With the Hercules, you get a GUI to configure the modules and registers. A nice solution that helps to master the (very complex!) peripherals of this family.

The GUI is non-intrusive and supports round-trip design. You can override the settings in code. If done properly, you can keep on using the GUI and the code changes interactively.

Here's how you set the SPI bit width and speed:

There's also a screen where you can fine-tune the timings within a SPI communication burst:

When performing the communications, these settings can be used to do unbuffered (upper part of screen capture) and buffered (lower part) SPI.

The upper part exchanges one  16-bit value (in our case, because we've defined a Data Format 0 with bit size ).

In the lower part, we can exchange 8 16-bit values in a single shot.

The Hercules off-loads the work to the SPI module.

The ARM controller can do different things in the meantime.

You can see that I haven't selected a SPI CHIP Select. That's because the Stepper Motor BoosterPack doesn't have it's CS pin on a SPI capable pin.

Don't ask me why. If only they moved it to the free pin above, it would be OK - that's a default CS pin for BoosterPacks. Don't call me. Call TI.

Solving Incompatible Chip Select

Easy (in our case. Less easy when dealing with a big chunk of buffered data. In that scenario I would change the hardware).

As told before, the CS pin on the boosterpack isn't matching a CS of the LaunchPad Standard. So we have to provide the CS ourselves.

The first thing to do is tell the SPI module to not set a CS.
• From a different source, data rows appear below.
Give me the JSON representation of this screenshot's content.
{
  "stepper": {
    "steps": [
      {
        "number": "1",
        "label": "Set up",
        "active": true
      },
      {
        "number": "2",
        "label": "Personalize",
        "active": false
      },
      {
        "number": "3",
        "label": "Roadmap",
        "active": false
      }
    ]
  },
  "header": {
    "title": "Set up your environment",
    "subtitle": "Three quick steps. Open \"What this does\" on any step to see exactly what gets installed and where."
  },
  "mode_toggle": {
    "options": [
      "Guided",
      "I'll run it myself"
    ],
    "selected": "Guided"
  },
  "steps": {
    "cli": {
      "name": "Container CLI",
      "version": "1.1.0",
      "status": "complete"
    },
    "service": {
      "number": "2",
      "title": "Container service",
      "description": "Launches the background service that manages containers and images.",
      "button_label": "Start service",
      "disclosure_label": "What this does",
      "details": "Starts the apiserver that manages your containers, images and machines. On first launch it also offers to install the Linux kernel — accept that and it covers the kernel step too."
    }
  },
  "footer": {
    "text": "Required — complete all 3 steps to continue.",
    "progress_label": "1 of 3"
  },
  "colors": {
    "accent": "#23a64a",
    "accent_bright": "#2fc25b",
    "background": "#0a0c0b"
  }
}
From that moment on, the CS decision is up to your own firmware.

The DRV8711 CS matches the RM57 GIOB[2] pin.

So I have to do a few things

. First is to set this as a GIO output pin:

Once we've called gioInit(), this pin can be programmed.
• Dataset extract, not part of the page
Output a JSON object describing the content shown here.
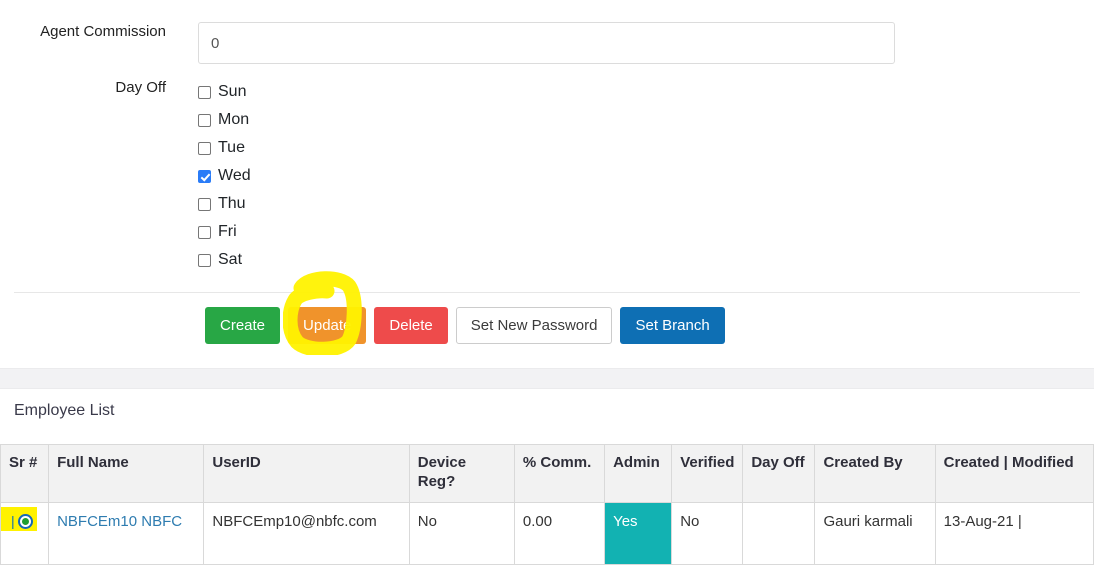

The DRV8711, ignorant of what's common on SPI modules, expects the CS to be high when active.

void SPI_DRV8711_Write(uint16_t data) {
    gioSetBit(gioPORTB, 2, 1); // manual CS high
    mibspiSetData(mibspiREG3, 0, &data);
    mibspiTransfer(mibspiREG3, 0 );
    while(!(mibspiIsTransferComplete(mibspiREG3, 0))) {
    }
    gioSetBit(gioPORTB, 2, 0); // manual CS low
}

The code above bitbangs the CS high before ommunication, low after.
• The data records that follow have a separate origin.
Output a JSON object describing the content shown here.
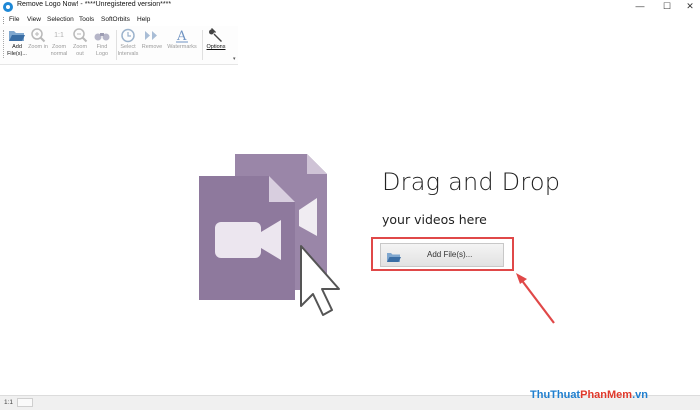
{
  "window": {
    "title": "Remove Logo Now! - ****Unregistered version****",
    "minimize_glyph": "—",
    "maximize_glyph": "☐",
    "close_glyph": "✕"
  },
  "menu": [
    "File",
    "View",
    "Selection",
    "Tools",
    "SoftOrbits",
    "Help"
  ],
  "toolbar": {
    "tools": [
      {
        "label": "Add File(s)...",
        "icon": "folder-open-icon",
        "active": true
      },
      {
        "label": "Zoom in",
        "icon": "zoom-in-icon",
        "active": false
      },
      {
        "label": "Zoom normal",
        "icon": "zoom-normal-icon",
        "active": false
      },
      {
        "label": "Zoom out",
        "icon": "zoom-out-icon",
        "active": false
      },
      {
        "label": "Find Logo",
        "icon": "binoculars-icon",
        "active": false
      },
      {
        "label": "Select Intervals",
        "icon": "clock-icon",
        "active": false
      },
      {
        "label": "Remove",
        "icon": "arrows-icon",
        "active": false
      },
      {
        "label": "Watermarks",
        "icon": "letter-a-icon",
        "active": false
      },
      {
        "label": "Options",
        "icon": "wrench-icon",
        "active": true
      }
    ],
    "zoom_normal_text": "1:1"
  },
  "drop_zone": {
    "title": "Drag and Drop",
    "subtitle": "your videos here",
    "button_label": "Add File(s)..."
  },
  "status": {
    "zoom": "1:1"
  },
  "watermark": {
    "part1": "ThuThuat",
    "part2": "PhanMem",
    "part3": ".vn"
  },
  "colors": {
    "illustration": "#9d88a8",
    "illustration_dark": "#8a759a",
    "highlight_red": "#e04848",
    "watermark_blue": "#1f7fcf",
    "watermark_red": "#e0392b"
  }
}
It works. The downside is that the ARM core needs to do the activity.

If the BoosterPack would be fully compatible, the controller would be free for any other activity once it informed the SPI module of the location and size of data ..

The while loop would be unnecessary. We'd just call the transfer module and go on doing things that matter...

Again, that's not an issue with the Hercules controller or the DRV8711 chip. It's because the way the BoosterPack routes it. Call TI.

In your own design, you'd route this DRV8711 pin to a MinSPI3 CS pin (there's 5 of them,so choice galore).

The excellent news is that everything works. I've replicated the code that initialises the DRV8711 from the MSP430, and the Logic Analyzer capture is fully compatible:

void WriteAllRegisters() {
    uint32_t data;

    // Write CTRL Register
    data = REGWRITE | (G_CTRL_REG.Address << 12) | (G_CTRL_REG.DTIME << 10) | (G_CTRL_REG.ISGAIN << 8) |(G_CTRL_REG.EXSTALL << 7) | (G_CTRL_REG.MODE << 3) | (G_CTRL_REG.RSTEP << 2) | (G_CTRL_REG.RDIR << 1) | (G_CTRL_REG.ENBL);
    SPI_DRV8711_Write(data);

    // Write TORQUE Register
    data = REGWRITE | (G_TORQUE_REG.Address << 12) | (G_TORQUE_REG.SIMPLTH << 8) | G_TORQUE_REG.TORQUE;
    SPI_DRV8711_Write(data);

    // Write OFF Register
    data = REGWRITE | (G_OFF_REG.Address << 12) | (G_OFF_REG.PWMMODE << 8) | G_OFF_REG.TOFF;
    SPI_DRV8711_Write(data);

    // Write BLANK Register
    data = REGWRITE | (G_BLANK_REG.Address << 12) | (G_BLANK_REG.ABT << 8) | G_BLANK_REG.TBLANK;
    SPI_DRV8711_Write(data);

    // Write DECAY Register
    data = REGWRITE | (G_DECAY_REG.Address << 12) | (G_DECAY_REG.DECMOD << 8) | G_DECAY_REG.TDECAY;
    SPI_DRV8711_Write(data);

    // Write STALL Register
    data = REGWRITE | (G_STALL_REG.Address << 12) | (G_STALL_REG.VDIV << 10) | (G_STALL_REG.SDCNT << 8) | G_STALL_REG.SDTHR;
    SPI_DRV8711_Write(data);

    // Write DRIVE Register
    data = REGWRITE | (G_DRIVE_REG.Address << 12) | (G_DRIVE_REG.IDRIVEP << 10) | (G_DRIVE_REG.IDRIVEN << 8) | (G_DRIVE_REG.TDRIVEP << 6) | (G_DRIVE_REG.TDRIVEN << 4) | (G_DRIVE_REG.OCPDEG << 2) | (G_DRIVE_REG.OCPTH);
    SPI_DRV8711_Write(data);

    // Write STATUS Register
    data = REGWRITE | (G_STATUS_REG.Address << 12) | (G_STATUS_REG.STDLAT << 7) | (G_STATUS_REG.STD << 6) | (G_STATUS_REG.UVLO << 5) | (G_STATUS_REG.BPDF << 4) | (G_STATUS_REG.APDF << 3) | (G_STATUS_REG.BOCP << 2) | (G_STATUS_REG.AOCP << 1) | (G_STATUS_REG.OTS);
    SPI_DRV8711_Write(data);
}

Protocol Analyser capture:

That's perfect for this application. There's room for optimisation, but let's only do that if needed. Any changes make comparison with the original MSP430 example more complex ..

For the mere mortal, this may seem to be a small step. For the down-to-earth ones: we can now focus on the core problem - creating a perfect PWM signal to drive the stepper.